There is path-breaking news in the world of grocery business companies. The leading grocery company, Kroger, is all set to buy its rival company Albertsons as per reports.
In the shares market, Albertsons is touching highs. The stocks of the company were up on Thursday. At the same time, Kroger sees minimal to modest developments.
Reports say that the announcement of the all-cash acquisition of the company can come on Friday. Kroger is the biggest grocery company in the market. Kroger owns two dozen banners of different brands like Fred Meyer, Ralphs, King Soopers, Harris Teeter, and many more. As for the numbers, there are 2800 stores in 35 different states of this leading grocery company. The company employs four lakh twenty thousand employees. There is only one grocery company larger than Kroger in the United States, which is Walmart.
Albertsons is an equally flouring grocery company. It owns 20 banners of Safeway and Acne, among many more. The company has 2200 supermarkets in around thirty-four states. The company gives employment to around two lakhs ninety thousand people.
But obviously, Kroger is the larger company among the two grocery companies. Kroger has a market cap of about thirty-two billion. Albertsons has a market cap of fifteen billion.

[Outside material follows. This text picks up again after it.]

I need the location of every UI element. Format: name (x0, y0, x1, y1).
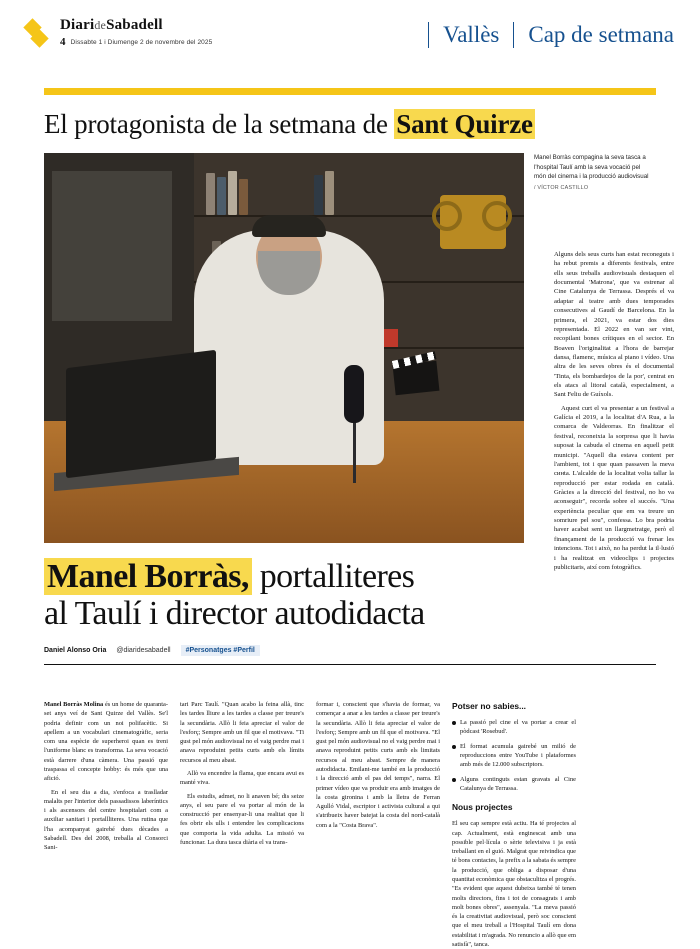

During the pandemic phase, all the grocery companies gained an opportunity to come to capture the market. As inflation increased, markets got affected, and there was only one industry that prospered. The grocery companies were the only ones to make profits.
But in general, grocery companies have a low margin. Kroger has previously made several deals. Kroger has a collaboration with British online grocer Ocado.
They came together to build huge robot-powered fulfillment centers. The merger helped in picking and packing online grocery orders.
The merger was successful. They also got into many business models. The company even made an entry into the new market of Florida. So there is high speculation about what this new collaboration will bring in.